In pursuit of prosperity
For Lovely Yasmin and her family, the long days when her husband was effectively unemployed were difficult. At times, it was a question of food on the table. But the housewife from Uttar Kastosagra village in Jhenidah sadar upazila was determined to change her family's lot. After graduating with a Higher School Certificate in 2001, she enrolled in a six-month course at a youth training centre to learn aquaculture and animal husbandry. It proved to be the start of a major transformation. Few could've imagined what a successful fish farmer Lovely, now 42, would become.
Her husband Md Abdul Mannan Mia had worked at the Bangladesh Agriculture Development Corporation, but during the Bangladesh National Party's tenure he was exempted from duty as an excess employee. Thus began the family's struggle, not only to cover daily expenses but their three sons' schooling costs.
“There was once an Eid-ul-Azha when my husband couldn't sacrifice even a goat,” Lovely recalls, in tears. “I could only cook a hotchpotch and there was barely enough. We were hungry. My youngest son cried himself to sleep. On that day I resolved to build a better life.”

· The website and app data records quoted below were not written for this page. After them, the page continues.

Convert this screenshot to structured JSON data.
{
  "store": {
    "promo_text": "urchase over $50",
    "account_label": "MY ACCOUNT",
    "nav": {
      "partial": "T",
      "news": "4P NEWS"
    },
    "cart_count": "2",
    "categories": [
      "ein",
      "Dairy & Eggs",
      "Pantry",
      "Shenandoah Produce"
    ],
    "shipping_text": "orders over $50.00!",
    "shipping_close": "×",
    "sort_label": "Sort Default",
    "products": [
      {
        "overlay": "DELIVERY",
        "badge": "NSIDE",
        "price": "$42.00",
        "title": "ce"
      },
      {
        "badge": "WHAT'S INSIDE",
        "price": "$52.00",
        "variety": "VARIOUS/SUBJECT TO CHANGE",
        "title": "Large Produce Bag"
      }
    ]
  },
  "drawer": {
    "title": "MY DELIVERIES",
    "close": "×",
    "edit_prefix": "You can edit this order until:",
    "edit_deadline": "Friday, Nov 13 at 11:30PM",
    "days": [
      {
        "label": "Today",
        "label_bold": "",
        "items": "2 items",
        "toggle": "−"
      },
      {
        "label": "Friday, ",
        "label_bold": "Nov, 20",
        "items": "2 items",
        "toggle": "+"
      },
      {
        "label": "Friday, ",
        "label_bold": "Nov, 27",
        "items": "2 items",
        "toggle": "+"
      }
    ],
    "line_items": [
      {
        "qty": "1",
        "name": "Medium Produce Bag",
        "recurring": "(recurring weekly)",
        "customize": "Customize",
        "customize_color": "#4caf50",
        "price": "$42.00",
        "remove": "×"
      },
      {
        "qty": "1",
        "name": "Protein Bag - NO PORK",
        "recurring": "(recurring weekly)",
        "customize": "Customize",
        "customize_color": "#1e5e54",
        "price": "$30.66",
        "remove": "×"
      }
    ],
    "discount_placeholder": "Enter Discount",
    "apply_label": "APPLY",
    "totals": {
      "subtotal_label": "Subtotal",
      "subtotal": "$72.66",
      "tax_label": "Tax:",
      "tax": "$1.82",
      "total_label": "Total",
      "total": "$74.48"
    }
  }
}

In 2002, Lovely took a Tk 20,000 loan with the view to establishing a poultry farm. But the money was insufficient to run the business. She withdrew a further Tk 44,000 from a savings plan but unfortunately the poultry farm wasn't profitable.
Unable to achieve solvency she didn't give up. Lovely tried dairy and fish farming, and growing organic vegetables. These activities ran for five years, and in 2012 Lovely availed the opportunity to travel to Malaysia for training in oil seed production. But at home it was the fish farming that seemed most viable. She decided to concentrate on that.

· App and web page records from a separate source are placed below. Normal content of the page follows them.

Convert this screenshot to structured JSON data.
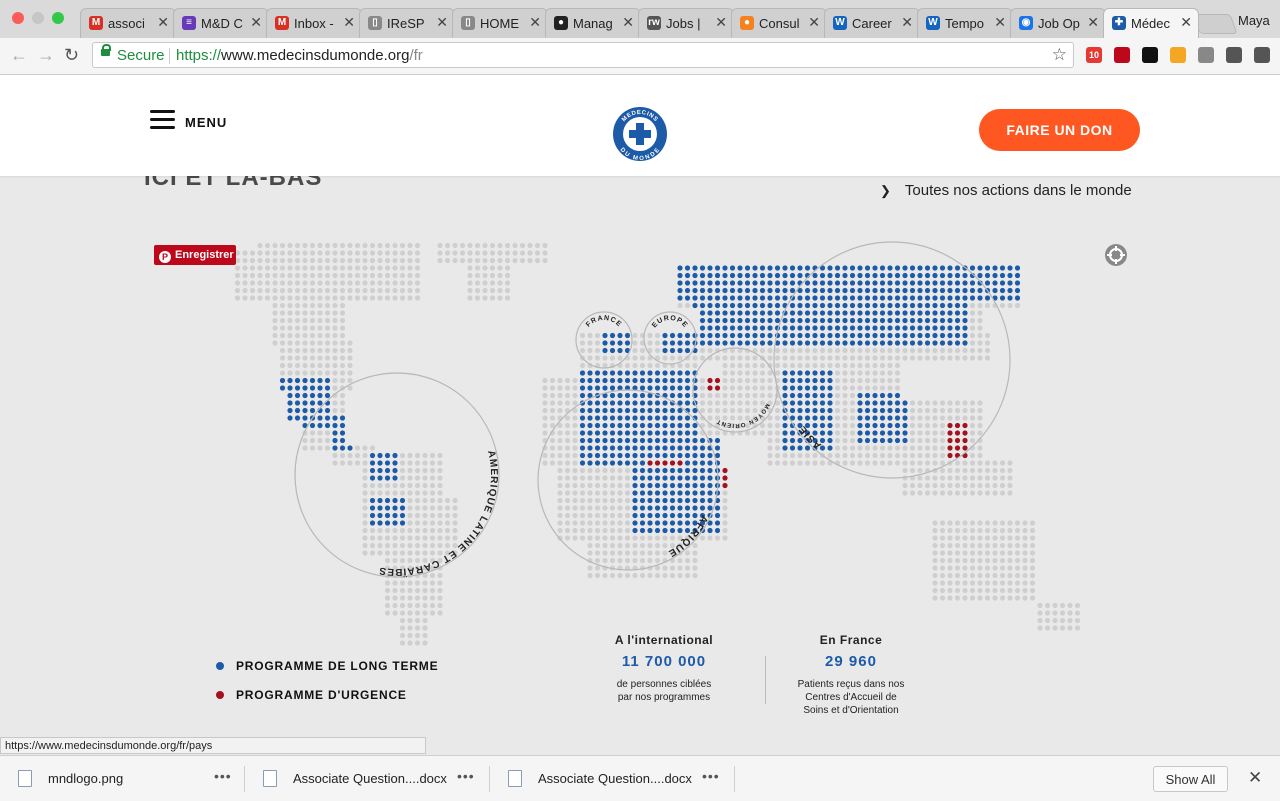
{
  "browser": {
    "tabs": [
      {
        "title": "associ",
        "icon": "gmail-icon",
        "color": "#d93025",
        "glyph": "M"
      },
      {
        "title": "M&D C",
        "icon": "sheets-icon",
        "color": "#673ab7",
        "glyph": "≡"
      },
      {
        "title": "Inbox -",
        "icon": "gmail-icon",
        "color": "#d93025",
        "glyph": "M"
      },
      {
        "title": "IReSP",
        "icon": "document-icon",
        "color": "#888888",
        "glyph": "▯"
      },
      {
        "title": "HOME",
        "icon": "document-icon",
        "color": "#888888",
        "glyph": "▯"
      },
      {
        "title": "Manag",
        "icon": "site-icon",
        "color": "#222222",
        "glyph": "●"
      },
      {
        "title": "Jobs |",
        "icon": "site-icon",
        "color": "#555555",
        "glyph": "rw"
      },
      {
        "title": "Consul",
        "icon": "orange-dot-icon",
        "color": "#f5821f",
        "glyph": "●"
      },
      {
        "title": "Career",
        "icon": "w-logo-icon",
        "color": "#1565c0",
        "glyph": "W"
      },
      {
        "title": "Tempo",
        "icon": "w-logo-icon",
        "color": "#1565c0",
        "glyph": "W"
      },
      {
        "title": "Job Op",
        "icon": "globe-icon",
        "color": "#1a73e8",
        "glyph": "◉"
      },
      {
        "title": "Médec",
        "icon": "mdm-logo-icon",
        "color": "#1d5ba8",
        "glyph": "✚"
      }
    ],
    "active_tab": 11,
    "profile": "Maya",
    "secure_label": "Secure",
    "url": {
      "scheme": "https://",
      "host": "www.medecinsdumonde.org",
      "path": "/fr"
    },
    "extensions": [
      {
        "icon": "adblock-icon",
        "color": "#e53935",
        "badge": "10"
      },
      {
        "icon": "pinterest-icon",
        "color": "#bd081c",
        "badge": ""
      },
      {
        "icon": "p-extension-icon",
        "color": "#111111",
        "badge": ""
      },
      {
        "icon": "honey-icon",
        "color": "#f5a623",
        "badge": ""
      },
      {
        "icon": "extension-icon",
        "color": "#888888",
        "badge": ""
      },
      {
        "icon": "cast-icon",
        "color": "#555555",
        "badge": ""
      },
      {
        "icon": "kebab-menu-icon",
        "color": "#555555",
        "badge": ""
      }
    ]
  },
  "site": {
    "menu_label": "MENU",
    "donate_label": "FAIRE UN DON",
    "logo_text": [
      "MEDECINS",
      "DU MONDE"
    ],
    "brand_color": "#1d5ba8",
    "accent_color": "#ff5722"
  },
  "content": {
    "section_title": "ICI ET LÀ-BAS",
    "all_actions_link": "Toutes nos actions dans le monde",
    "pinterest_save": "Enregistrer"
  },
  "map": {
    "regions": [
      "FRANCE",
      "EUROPE",
      "MOYEN ORIENT",
      "ASIE",
      "AFRIQUE",
      "AMERIQUE LATINE ET CARAÏBES"
    ],
    "colors": {
      "long_term": "#1d5ba8",
      "emergency": "#a5121f",
      "inactive": "#cfcfcf"
    }
  },
  "legend": {
    "long_term": "PROGRAMME DE LONG TERME",
    "emergency": "PROGRAMME D'URGENCE"
  },
  "stats": {
    "international": {
      "heading": "A l'international",
      "number": "11 700 000",
      "desc_line1": "de personnes ciblées",
      "desc_line2": "par nos programmes"
    },
    "france": {
      "heading": "En France",
      "number": "29 960",
      "desc_line1": "Patients reçus dans nos",
      "desc_line2": "Centres d'Accueil de",
      "desc_line3": "Soins et d'Orientation"
    }
  },
  "status_url": "https://www.medecinsdumonde.org/fr/pays",
  "downloads": {
    "items": [
      {
        "name": "mndlogo.png"
      },
      {
        "name": "Associate Question....docx"
      },
      {
        "name": "Associate Question....docx"
      }
    ],
    "show_all_label": "Show All"
  }
}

“In August 2012, I leased four ponds for Tk 1 lakh and released fry. The business began in earnest from then,” Lovely says. Since then, her business has grown. In the upcoming harvest season next April, Lovely estimates she will sell Tk 15 lakhs worth of fish.

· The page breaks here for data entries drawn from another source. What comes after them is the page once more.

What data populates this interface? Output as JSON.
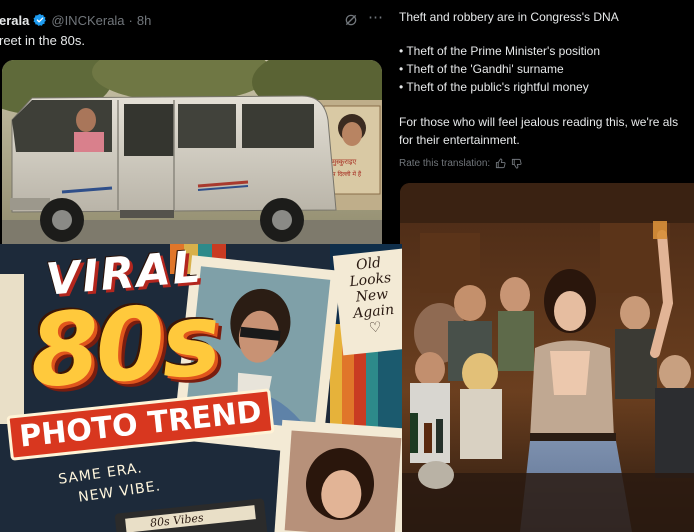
{
  "left_post": {
    "author_name": "erala",
    "handle": "@INCKerala",
    "separator": "·",
    "time": "8h",
    "text": "reet in the 80s.",
    "more_icon": "⋯",
    "icons": [
      "verified-badge-icon",
      "grok-icon",
      "more-icon"
    ]
  },
  "right_post": {
    "translation_lines": [
      "Theft and robbery are in Congress's DNA",
      "• Theft of the Prime Minister's position",
      "• Theft of the 'Gandhi' surname",
      "• Theft of the public's rightful money",
      "For those who will feel jealous reading this, we're als",
      "for their entertainment."
    ],
    "rate_label": "Rate this translation:",
    "icons": [
      "thumbs-up-icon",
      "thumbs-down-icon"
    ]
  },
  "poster": {
    "viral": "VIRAL",
    "eighties": "80s",
    "photo_trend": "PHOTO TREND",
    "same_era": "SAME ERA.",
    "new_vibe": "NEW VIBE.",
    "old_looks": "Old Looks New Again",
    "heart": "♡",
    "tag": "80s Vibes"
  },
  "van_sign": {
    "line1": "मुस्कुराइए",
    "line2": "आप दिल्ली में हैं"
  },
  "colors": {
    "background": "#000000",
    "text": "#e7e9ea",
    "muted": "#71767b",
    "verified": "#1d9bf0",
    "poster_yellow": "#ffc93c",
    "poster_red": "#d8371f"
  }
}
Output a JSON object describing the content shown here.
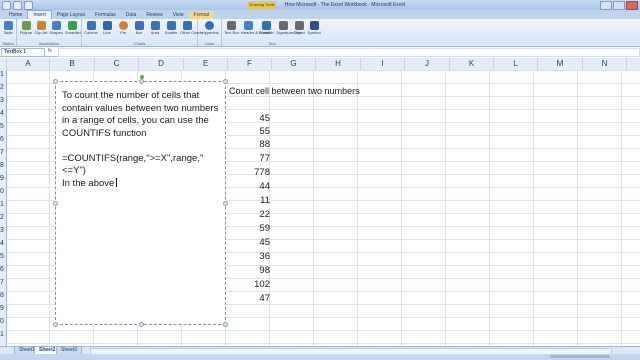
{
  "window": {
    "title": "How Microsoft - The Excel Workbook - Microsoft Excel",
    "tool_tab": "Drawing Tools"
  },
  "tabs": [
    "Home",
    "Insert",
    "Page Layout",
    "Formulas",
    "Data",
    "Review",
    "View",
    "Format"
  ],
  "ribbon": {
    "groups": [
      "Tables",
      "Illustrations",
      "Charts",
      "Links",
      "Text"
    ],
    "buttons": [
      {
        "label": "Table",
        "icon": "table-icon",
        "color": "#4a7fc1"
      },
      {
        "label": "Picture",
        "icon": "picture-icon",
        "color": "#6b9a4c"
      },
      {
        "label": "Clip Art",
        "icon": "clipart-icon",
        "color": "#c9862f"
      },
      {
        "label": "Shapes",
        "icon": "shapes-icon",
        "color": "#4a7fc1"
      },
      {
        "label": "SmartArt",
        "icon": "smartart-icon",
        "color": "#3da04a"
      },
      {
        "label": "Column",
        "icon": "column-chart-icon",
        "color": "#3a6fc2"
      },
      {
        "label": "Line",
        "icon": "line-chart-icon",
        "color": "#2e66b8"
      },
      {
        "label": "Pie",
        "icon": "pie-chart-icon",
        "color": "#d2812c"
      },
      {
        "label": "Bar",
        "icon": "bar-chart-icon",
        "color": "#3a6fc2"
      },
      {
        "label": "Area",
        "icon": "area-chart-icon",
        "color": "#3a6fc2"
      },
      {
        "label": "Scatter",
        "icon": "scatter-chart-icon",
        "color": "#3a6fc2"
      },
      {
        "label": "Other Charts",
        "icon": "other-charts-icon",
        "color": "#3a6fc2"
      },
      {
        "label": "Hyperlink",
        "icon": "hyperlink-icon",
        "color": "#2f6fb3"
      },
      {
        "label": "Text Box",
        "icon": "textbox-icon",
        "color": "#6a6a6a"
      },
      {
        "label": "Header & Footer",
        "icon": "header-footer-icon",
        "color": "#4a7fc1"
      },
      {
        "label": "WordArt",
        "icon": "wordart-icon",
        "color": "#2f6fb3"
      },
      {
        "label": "Signature Line",
        "icon": "signature-icon",
        "color": "#6a6a6a"
      },
      {
        "label": "Object",
        "icon": "object-icon",
        "color": "#6a6a6a"
      },
      {
        "label": "Symbol",
        "icon": "symbol-icon",
        "color": "#2f4f8f"
      }
    ]
  },
  "formula_bar": {
    "name_box": "TextBox 1",
    "fx": "fx",
    "formula": ""
  },
  "columns": [
    "A",
    "B",
    "C",
    "D",
    "E",
    "F",
    "G",
    "H",
    "I",
    "J",
    "K",
    "L",
    "M",
    "N"
  ],
  "rows": [
    "1",
    "2",
    "3",
    "4",
    "5",
    "6",
    "7",
    "8",
    "9",
    "0",
    "1",
    "2",
    "3",
    "4",
    "5",
    "6",
    "7",
    "8",
    "9",
    "0",
    "1",
    "2"
  ],
  "textbox": {
    "lines": [
      "To count the number of cells that",
      "contain values between two numbers",
      "in a range of cells, you can use the",
      "COUNTIFS function",
      "",
      "=COUNTIFS(range,\">=X\",range,\"<=Y\")",
      "In the above"
    ]
  },
  "sheet": {
    "heading": "Count cell between two numbers",
    "values": [
      45,
      55,
      88,
      77,
      778,
      44,
      11,
      22,
      59,
      45,
      36,
      98,
      102,
      47
    ]
  },
  "sheet_tabs": [
    "Sheet1",
    "Sheet2",
    "Sheet3"
  ],
  "active_sheet": "Sheet2"
}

Her reputation as a fish farmer means many people ask her for advice. “With the assistance of the fisheries office I have trained around 120 people in fish farming,” she says, “including housewives, students and other farmers.”
“After training with Lovely Yasmin, I have taken a lease on a pond to farm fish for myself,” says one neighbour, Shilpi Begum.
Lovely currently employs twenty labourers on her farm, which now stretches across seven ponds. In her spare time, she is the general secretary of a human rights group which works against child marriage, dowries and domestic violence.
Needless to say, Lovely is more than a little pleased with her new life. Her eldest son works as a textile engineer in Tangail, the middle son is studying computer engineering at a private university in Dhaka while the youngest current boards at a residential school and college, also in the capital.
“Undoubtedly fish farming is very profitable,” she remarks. “From my farm profits I have bought five decimals of land in Magura and almost thirty in Jhenidah.”
She currently has a Tk 2 lakh bank loan for her business, and regrets that interest rates weren't more reasonable, since if they were she would be able to employ more labourers.
“Lovely is a successful entrepreneur,” says Jhenidah sadar upazila's senior fishery officer Timir Baran Mondol. “She is energetic and skilled at fish farming. Through hard work she has achieved much, creating for herself and her family a prosperous future. Others would do well to follow her example.”